Suddenly, out of the corner of your eye, you glimpse a blinding light, followed instantaneously by a deafening BOOM! In the next moment, a pall-like cloud of fire, poisonous fumes and smoke rips through the neighborhood, snuffing out thousands of lives.
The above movie-like scenario, unfortunately, could easily cross the line into reality today, tomorrow, or at some other future trigger moment in the high-stakes war on terrorism, according to a former federal agent who claims the government has gone to great lengths to keep a lid on her story.
Former U.S. Customs Service Special Agent Darlene Fitzgerald contends that our nation's railroads are the perfect tools for delivering destruction to our doorsteps. Fitzgerald came to this conclusion in the late 1990s while working as a federal agent on an investigation into a major drug-smuggling operation in Southern California. The smugglers, she discovered, were using railcars to move tons of dope from Mexico into the United States.
However, Fitzgerald alleges that the investigation was "torpedoed" by the brass at Customs, without explanation. She suspects the investigation was shut down because of corruption within the federal agency.

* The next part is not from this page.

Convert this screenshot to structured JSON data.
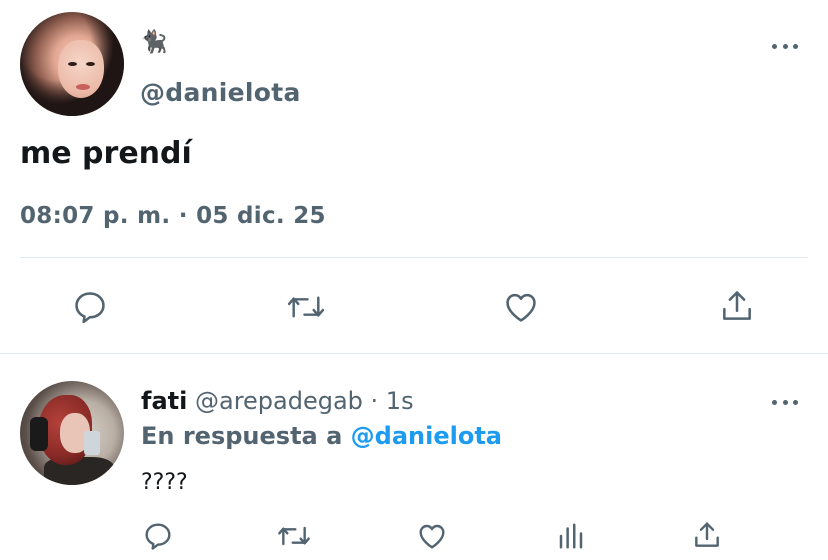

The dope Fitzgerald had uncovered was being delivered as part of an operation run by the Arellano-Felix Mexican drug cartel; the drugs (tons of pot and coke) were being shipped across the border from a rail yard in Guadalajara, Mexico, a yard Fitzgerald claims was controlled by the cartel. The railcars moved into the United States unchecked, and then along rail routes up the West Coast-where the dope was to be retrieved by cartel operatives and sold for millions of dollars on the streets of America.
Fitzgerald, along with U.S. Customs Special Agent Sandy Nunn, a former Customs inspector named John Carman, and several other federal agents, decided to blow the whistle on the torpedoed operation, hoping to get someone within Customs or the FBI to investigate why it was shut down. Fitzgerald also says the whistleblowers have a far more serious concern.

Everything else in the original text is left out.